The California Restaurant Association (CRA) argued that the bill unfairly targets some franchises to the detriment of others and the community.
“By signing AB 257 into law, Governor Newsom has not leveled the playing field but instead targeted one slice of California’s small businesses and consumers who rely on counter service restaurants to feed their families,” a statement from the organization reads.
“As individual employers and neighborhood restaurants across the state, we will use every tool at our disposal to protect our consumers, workers, and other job providers from the pain and havoc that will result from enacting this bill.”
CRA also decried the signing of the bill while inflation in the United States is at record high levels, saying that consumers and small business owners will pay a 20 percent increase “to fund the outsourcing of the legislature’s duties to union-led bureaucracy.”
“By arbitrarily singling out a sliver of the restaurant industry, California’s approach imposes higher costs on one type of restaurant while sparing others, putting some workers at a disadvantage and picking clear ‘winners’ and ‘losers.’
“Governor Newsom ignored the arbitrary and haphazard nature of this bill and signed into law a reckless precedent which will have far-reaching harmful impacts beyond the state’s borders,” the organization said.
‘California Food Tax’
McDonald’s USA President Joe Erlinger, a California native, said that the state government has been driving businesses out of California with its policies.
Erlinger said he supports wage increases and noted that McDonald’s operates well in jurisdictions with high minimum wage regulations in the United States and around the world.
But he said that the approach California has taken “targets some workplaces and not others.”
“It imposes higher costs on one type of restaurant, while sparing another.
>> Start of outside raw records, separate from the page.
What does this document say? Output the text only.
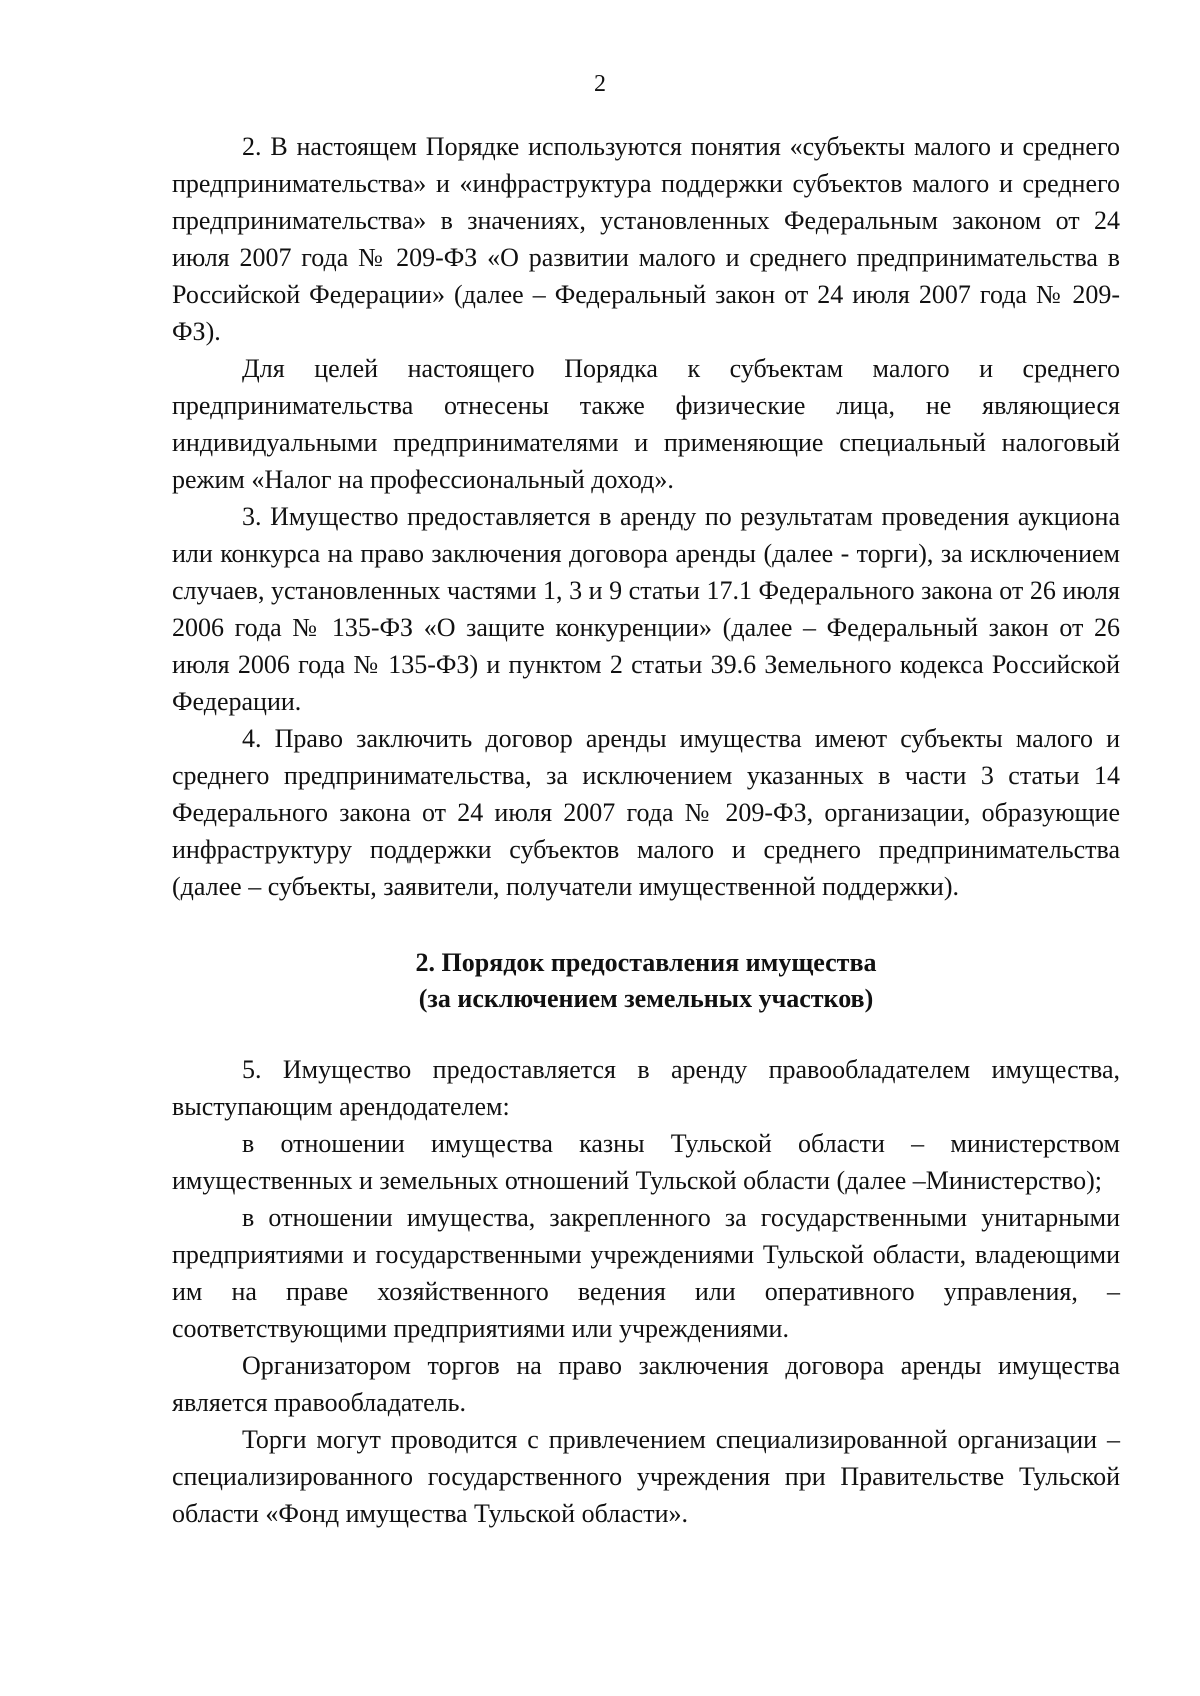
2

2. В настоящем Порядке используются понятия «субъекты малого и среднего предпринимательства» и «инфраструктура поддержки субъектов малого и среднего предпринимательства» в значениях, установленных Федеральным законом от 24 июля 2007 года № 209-ФЗ «О развитии малого и среднего предпринимательства в Российской Федерации» (далее – Федеральный закон от 24 июля 2007 года № 209-ФЗ).

Для целей настоящего Порядка к субъектам малого и среднего предпринимательства отнесены также физические лица, не являющиеся индивидуальными предпринимателями и применяющие специальный налоговый режим «Налог на профессиональный доход».

3. Имущество предоставляется в аренду по результатам проведения аукциона или конкурса на право заключения договора аренды (далее - торги), за исключением случаев, установленных частями 1, 3 и 9 статьи 17.1 Федерального закона от 26 июля 2006 года № 135-ФЗ «О защите конкуренции» (далее – Федеральный закон от 26 июля 2006 года № 135-ФЗ) и пунктом 2 статьи 39.6 Земельного кодекса Российской Федерации.

4. Право заключить договор аренды имущества имеют субъекты малого и среднего предпринимательства, за исключением указанных в части 3 статьи 14 Федерального закона от 24 июля 2007 года № 209-ФЗ, организации, образующие инфраструктуру поддержки субъектов малого и среднего предпринимательства (далее – субъекты, заявители, получатели имущественной поддержки).

2. Порядок предоставления имущества
(за исключением земельных участков)

5. Имущество предоставляется в аренду правообладателем имущества, выступающим арендодателем:

в отношении имущества казны Тульской области – министерством имущественных и земельных отношений Тульской области (далее –Министерство);

в отношении имущества, закрепленного за государственными унитарными предприятиями и государственными учреждениями Тульской области, владеющими им на праве хозяйственного ведения или оперативного управления, – соответствующими предприятиями или учреждениями.

Организатором торгов на право заключения договора аренды имущества является правообладатель.

Торги могут проводится с привлечением специализированной организации – специализированного государственного учреждения при Правительстве Тульской области «Фонд имущества Тульской области».
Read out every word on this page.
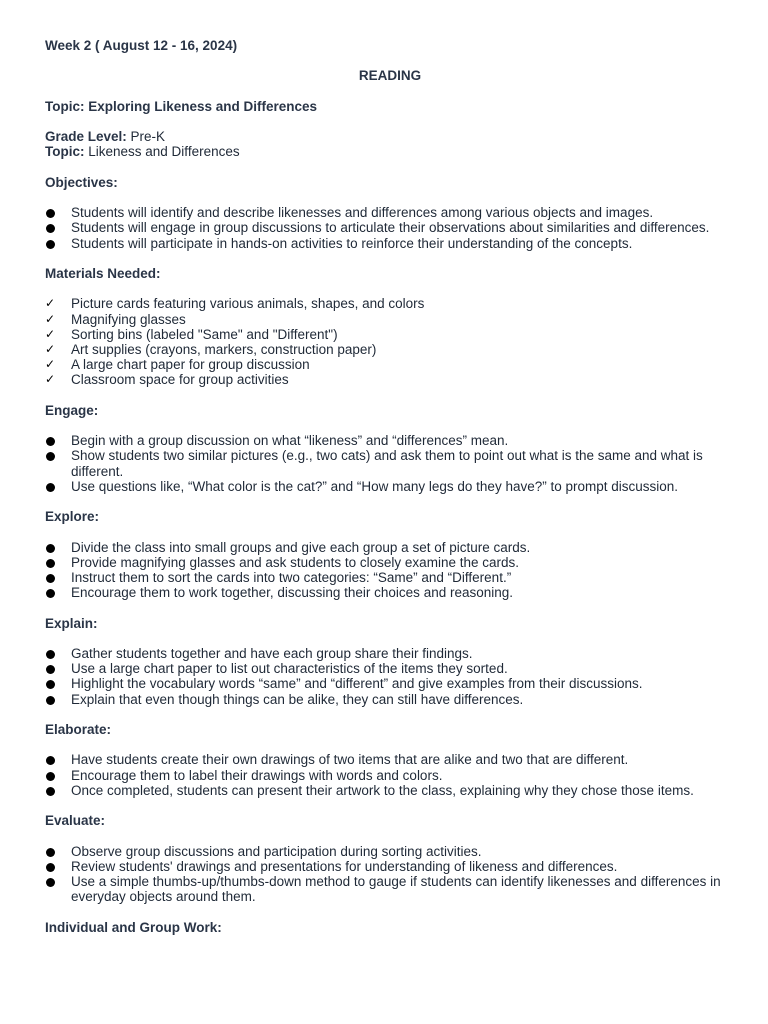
Week 2 ( August 12 - 16, 2024)
READING
Topic: Exploring Likeness and Differences
Grade Level: Pre-K
Topic: Likeness and Differences
Objectives:
Students will identify and describe likenesses and differences among various objects and images.
Students will engage in group discussions to articulate their observations about similarities and differences.
Students will participate in hands-on activities to reinforce their understanding of the concepts.
Materials Needed:
✓ Picture cards featuring various animals, shapes, and colors
✓ Magnifying glasses
✓ Sorting bins (labeled "Same" and "Different")
✓ Art supplies (crayons, markers, construction paper)
✓ A large chart paper for group discussion
✓ Classroom space for group activities
Engage:
Begin with a group discussion on what “likeness” and “differences” mean.
Show students two similar pictures (e.g., two cats) and ask them to point out what is the same and what is different.
Use questions like, “What color is the cat?” and “How many legs do they have?” to prompt discussion.
Explore:
Divide the class into small groups and give each group a set of picture cards.
Provide magnifying glasses and ask students to closely examine the cards.
Instruct them to sort the cards into two categories: “Same” and “Different.”
Encourage them to work together, discussing their choices and reasoning.
Explain:
Gather students together and have each group share their findings.
Use a large chart paper to list out characteristics of the items they sorted.
Highlight the vocabulary words “same” and “different” and give examples from their discussions.
Explain that even though things can be alike, they can still have differences.
Elaborate:
Have students create their own drawings of two items that are alike and two that are different.
Encourage them to label their drawings with words and colors.
Once completed, students can present their artwork to the class, explaining why they chose those items.
Evaluate:
Observe group discussions and participation during sorting activities.
Review students' drawings and presentations for understanding of likeness and differences.
Use a simple thumbs-up/thumbs-down method to gauge if students can identify likenesses and differences in everyday objects around them.
Individual and Group Work:
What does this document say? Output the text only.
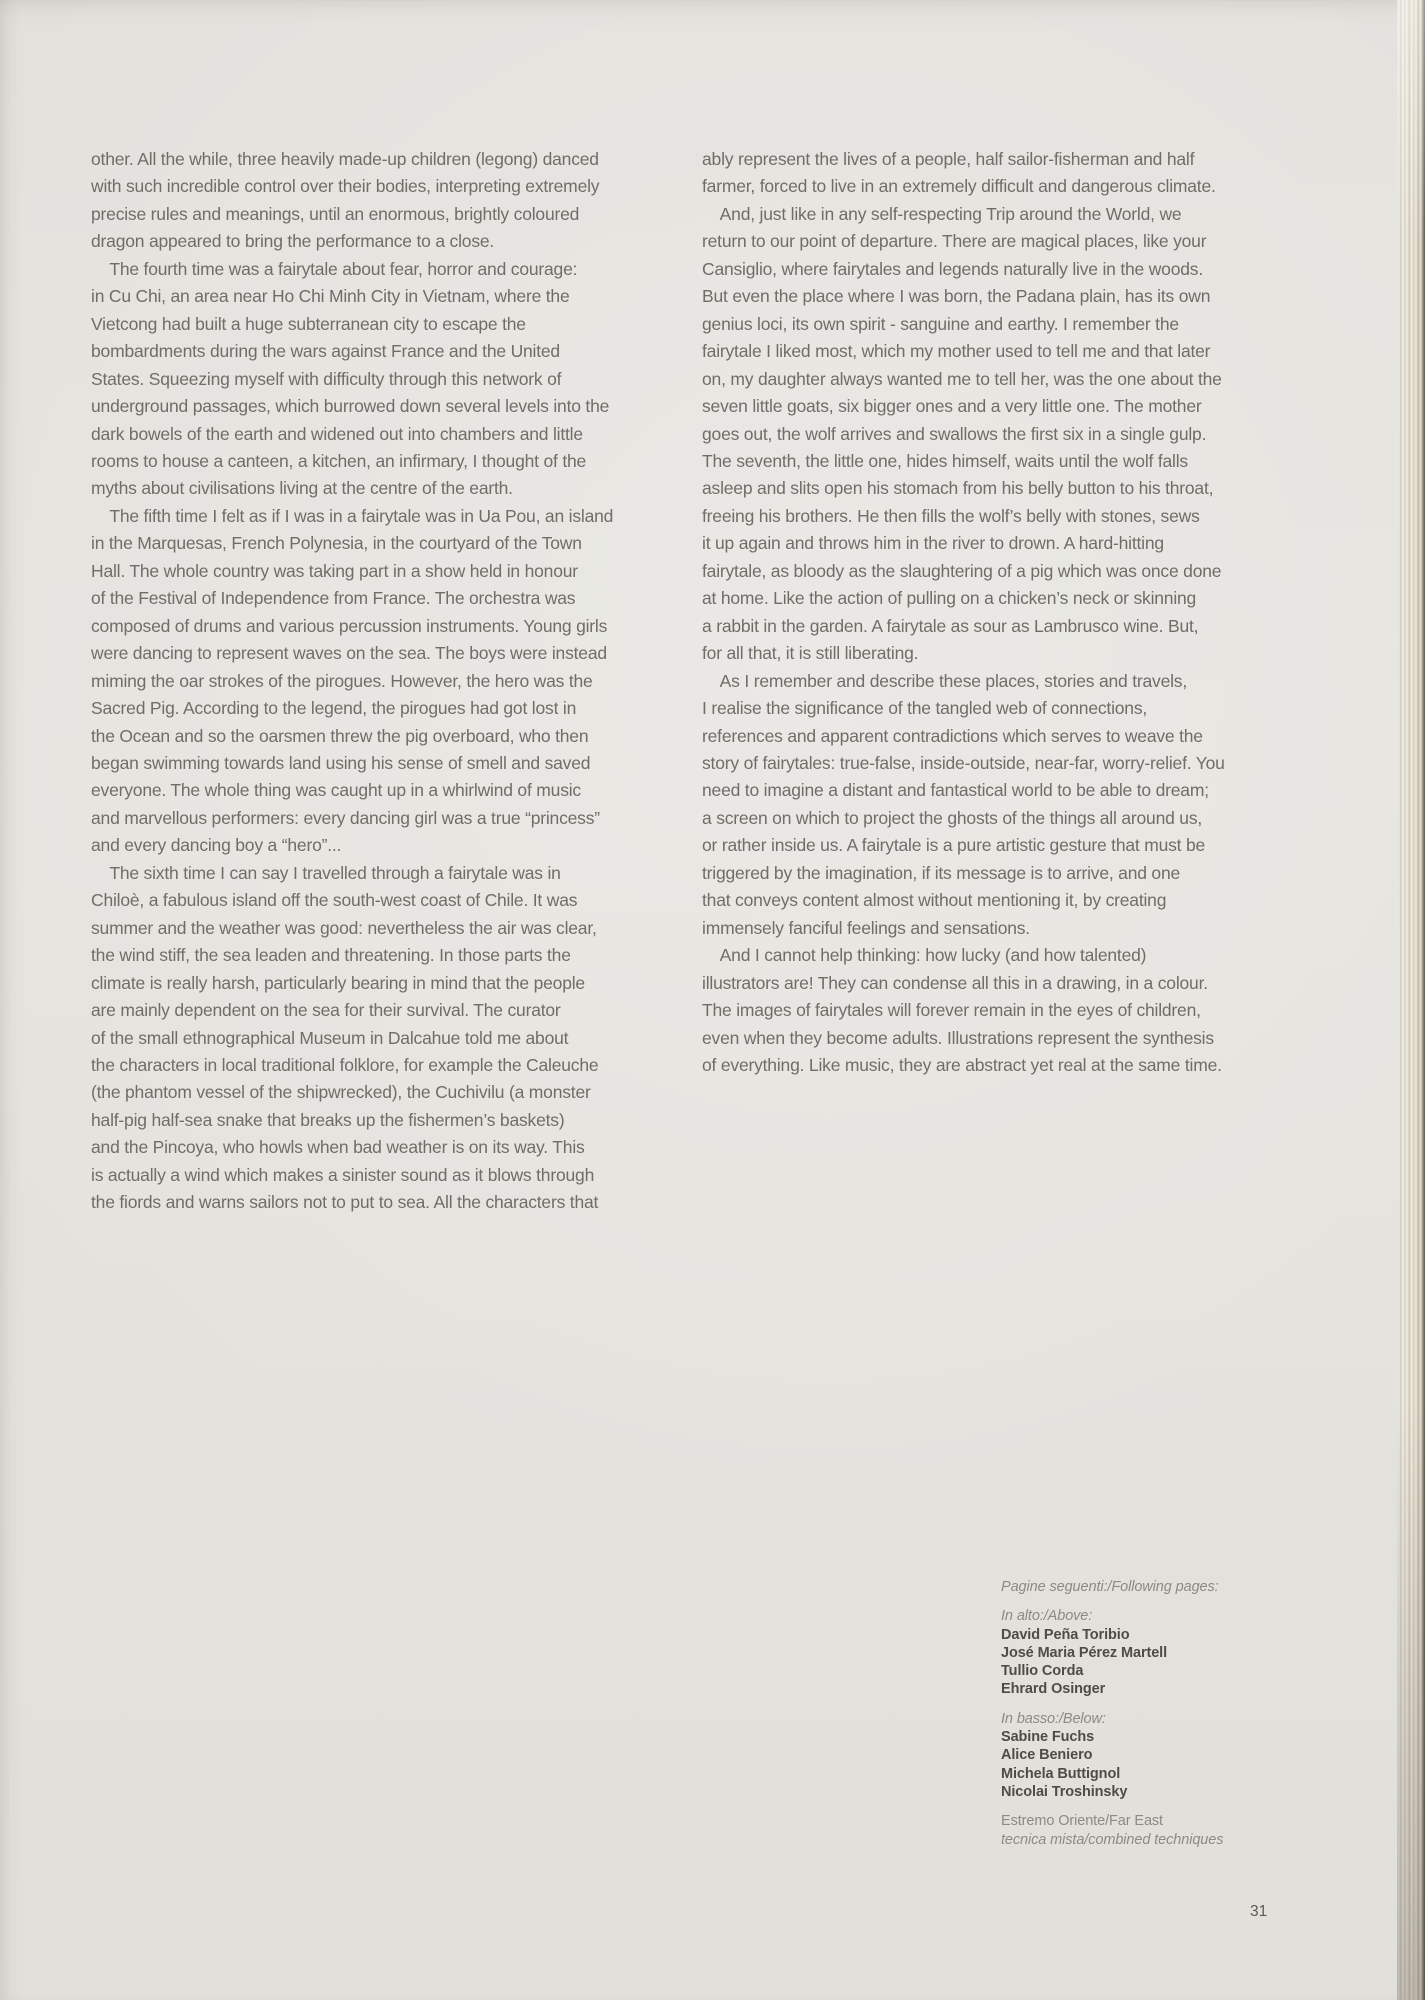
other. All the while, three heavily made-up children (legong) danced
with such incredible control over their bodies, interpreting extremely
precise rules and meanings, until an enormous, brightly coloured
dragon appeared to bring the performance to a close.
The fourth time was a fairytale about fear, horror and courage:
in Cu Chi, an area near Ho Chi Minh City in Vietnam, where the
Vietcong had built a huge subterranean city to escape the
bombardments during the wars against France and the United
States. Squeezing myself with difficulty through this network of
underground passages, which burrowed down several levels into the
dark bowels of the earth and widened out into chambers and little
rooms to house a canteen, a kitchen, an infirmary, I thought of the
myths about civilisations living at the centre of the earth.
The fifth time I felt as if I was in a fairytale was in Ua Pou, an island
in the Marquesas, French Polynesia, in the courtyard of the Town
Hall. The whole country was taking part in a show held in honour
of the Festival of Independence from France. The orchestra was
composed of drums and various percussion instruments. Young girls
were dancing to represent waves on the sea. The boys were instead
miming the oar strokes of the pirogues. However, the hero was the
Sacred Pig. According to the legend, the pirogues had got lost in
the Ocean and so the oarsmen threw the pig overboard, who then
began swimming towards land using his sense of smell and saved
everyone. The whole thing was caught up in a whirlwind of music
and marvellous performers: every dancing girl was a true “princess”
and every dancing boy a “hero”...
The sixth time I can say I travelled through a fairytale was in
Chiloè, a fabulous island off the south-west coast of Chile. It was
summer and the weather was good: nevertheless the air was clear,
the wind stiff, the sea leaden and threatening. In those parts the
climate is really harsh, particularly bearing in mind that the people
are mainly dependent on the sea for their survival. The curator
of the small ethnographical Museum in Dalcahue told me about
the characters in local traditional folklore, for example the Caleuche
(the phantom vessel of the shipwrecked), the Cuchivilu (a monster
half-pig half-sea snake that breaks up the fishermen’s baskets)
and the Pincoya, who howls when bad weather is on its way. This
is actually a wind which makes a sinister sound as it blows through
the fiords and warns sailors not to put to sea. All the characters that
ably represent the lives of a people, half sailor-fisherman and half
farmer, forced to live in an extremely difficult and dangerous climate.
And, just like in any self-respecting Trip around the World, we
return to our point of departure. There are magical places, like your
Cansiglio, where fairytales and legends naturally live in the woods.
But even the place where I was born, the Padana plain, has its own
genius loci, its own spirit - sanguine and earthy. I remember the
fairytale I liked most, which my mother used to tell me and that later
on, my daughter always wanted me to tell her, was the one about the
seven little goats, six bigger ones and a very little one. The mother
goes out, the wolf arrives and swallows the first six in a single gulp.
The seventh, the little one, hides himself, waits until the wolf falls
asleep and slits open his stomach from his belly button to his throat,
freeing his brothers. He then fills the wolf’s belly with stones, sews
it up again and throws him in the river to drown. A hard-hitting
fairytale, as bloody as the slaughtering of a pig which was once done
at home. Like the action of pulling on a chicken’s neck or skinning
a rabbit in the garden. A fairytale as sour as Lambrusco wine. But,
for all that, it is still liberating.
As I remember and describe these places, stories and travels,
I realise the significance of the tangled web of connections,
references and apparent contradictions which serves to weave the
story of fairytales: true-false, inside-outside, near-far, worry-relief. You
need to imagine a distant and fantastical world to be able to dream;
a screen on which to project the ghosts of the things all around us,
or rather inside us. A fairytale is a pure artistic gesture that must be
triggered by the imagination, if its message is to arrive, and one
that conveys content almost without mentioning it, by creating
immensely fanciful feelings and sensations.
And I cannot help thinking: how lucky (and how talented)
illustrators are! They can condense all this in a drawing, in a colour.
The images of fairytales will forever remain in the eyes of children,
even when they become adults. Illustrations represent the synthesis
of everything. Like music, they are abstract yet real at the same time.
Pagine seguenti:/Following pages:
In alto:/Above:
David Peña Toribio
José Maria Pérez Martell
Tullio Corda
Ehrard Osinger
In basso:/Below:
Sabine Fuchs
Alice Beniero
Michela Buttignol
Nicolai Troshinsky
Estremo Oriente/Far East
tecnica mista/combined techniques
31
That’s true even if those two restaurants have the same revenues and the same number of employees,” he said in an open letter.
“If you are a small business owner running two restaurants that are part of a national chain, like McDonald’s, you can be targeted by the bill,” he added.
“But if you own 20 restaurants that are not part of a large chain, the bill does not apply to you. For unexplainable reasons, brands with fewer than 100 locations are excluded. Even more mystifying, the legislation excludes certain restaurants that bake bread. I can only conclude this is the outcome of backroom politicking.”
Erlinger said the bill is “lopsided, hypocritical and ill-considered” and noted that economists have warned that it will “drive up the cost of eating at a quick service restaurant in California by 20 percent at a time when Americans already face soaring costs in supermarkets and at gas pumps.”